Gran Fondo's have filled that gap in recent years, and judging by the uptake of major events like Amy’s Gran Fondo, Robbie McEwen’s Gran Fondo and the newly launched L'Etape Australia by the Tour de France, they are becoming as important to the cycling scene as racing itself.
Fondo's represent the chance for the average cycling fan or amateur racer to ride by some of Australia's iconic landmarks along picturesque routes on closed roads. Amy’s Gran Fondo is particularly famous for using the Great Ocean Road as the site for its ride, and it has proved very popular, attracting a field of 5,750 riders this year.
Mass participation rides like MS Sydney to Gong similarly offer a scenic course, and while not quite the same as the more competitive events, it regularly hits its cap of 10,000 riders every year.
Cycling Australia (CA) have this year decided to take a different tack in the promotion of their Australian Gran Fondo Championships in offering riders the chance to compete on the same course the elite will tackle at the Mars Cycling Australia Road National Championships.
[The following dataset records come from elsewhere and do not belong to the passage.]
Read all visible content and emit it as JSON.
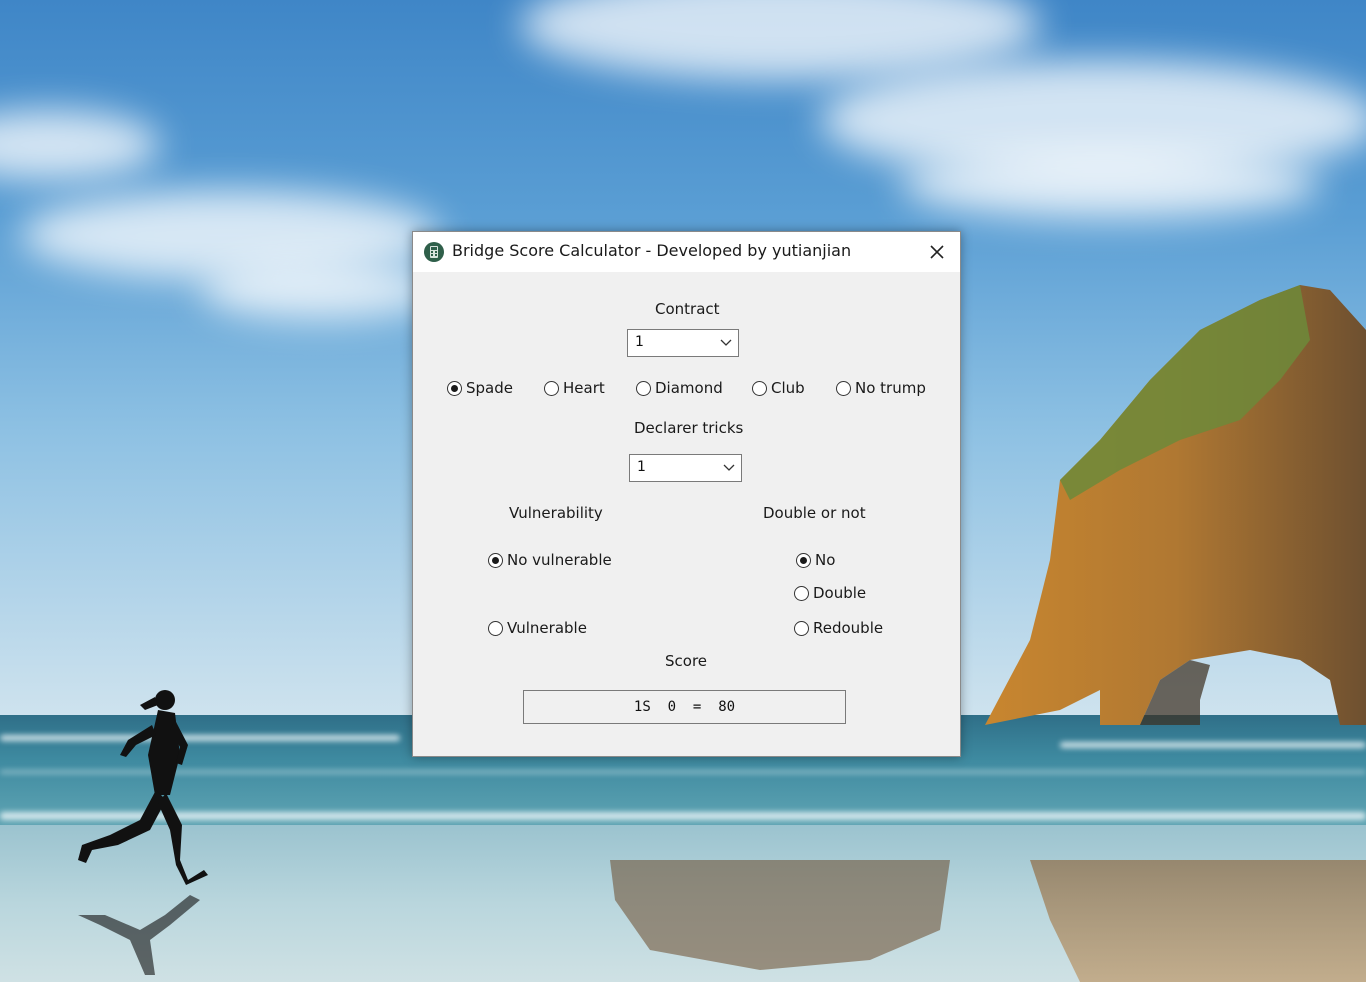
{
  "window": {
    "title": "Bridge Score Calculator - Developed by yutianjian",
    "icon": "calculator-icon",
    "close_icon": "close-icon"
  },
  "contract": {
    "label": "Contract",
    "level_value": "1",
    "suits": [
      {
        "label": "Spade",
        "selected": true
      },
      {
        "label": "Heart",
        "selected": false
      },
      {
        "label": "Diamond",
        "selected": false
      },
      {
        "label": "Club",
        "selected": false
      },
      {
        "label": "No trump",
        "selected": false
      }
    ]
  },
  "declarer": {
    "label": "Declarer tricks",
    "value": "1"
  },
  "vulnerability": {
    "label": "Vulnerability",
    "options": [
      {
        "label": "No vulnerable",
        "selected": true
      },
      {
        "label": "Vulnerable",
        "selected": false
      }
    ]
  },
  "double": {
    "label": "Double or not",
    "options": [
      {
        "label": "No",
        "selected": true
      },
      {
        "label": "Double",
        "selected": false
      },
      {
        "label": "Redouble",
        "selected": false
      }
    ]
  },
  "score": {
    "label": "Score",
    "value": "1S  0  =  80"
  },
  "colors": {
    "window_bg": "#f0f0f0",
    "titlebar_bg": "#ffffff",
    "accent": "#1a1a1a"
  }
}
The Mt Bunninyong circuit has been the backdrop for the Nationals since 2007, and has seen some of the more memorable moments of recent Australian cycling history. This will be the draw for the event, with amateurs racing on a course set up for the elite - creating their own personal history on the same roads the likes of Simon Gerrans, Heinrich Haussler and Luke Durbridge used to create headlines in recent years.
The change is a complement to the revamped format of the Nationals, which will now feature the ambitiously titled ‘Super Sunday’, when the women's and the men's elite races are staged on the same day.
CA clearly hopes to create an event which sees riders come to participate in the Gran Fondo on the Saturday then stay for the elite racing the next day, Fulfilling their stated goal of expanding recreational memberships and looking after the needs of those riders.
The allure of these events lie in how well they are organised and the level of participation. Fondo's are an experience that you want to share with someone else, be it a partner, group of friends or as part of a cycling club.
The events offer amateur cyclists a goal to prepare for, an achievable challenge not available in the average local Criterium or weekend bunch ride. Some events attract top Australian riders and celebrities from other walks of life, bringing that community sense of fun and mass participation nature to the roads.
Age groups and gender splits allow riders to find their level of participation but the competition can still be fierce among all groups.
As an added incentive for Australians, the 2016 Gran Fondo World Championships will be held in Perth, with qualifying through one of the eligible events, allowing riders to race against similar enthusiasts from around the world.
Fondo's are also a win for local councils and tourism, with keen participants often coming a long way to participate in a well-organise event, utilising both local accommodation and facilities while providing a boost to the economy.
So whether it be the L'Etape Australia, Robbie McEwen’s event or Amy's Gran Fondo; there’s a clear shift towards these mass participation events.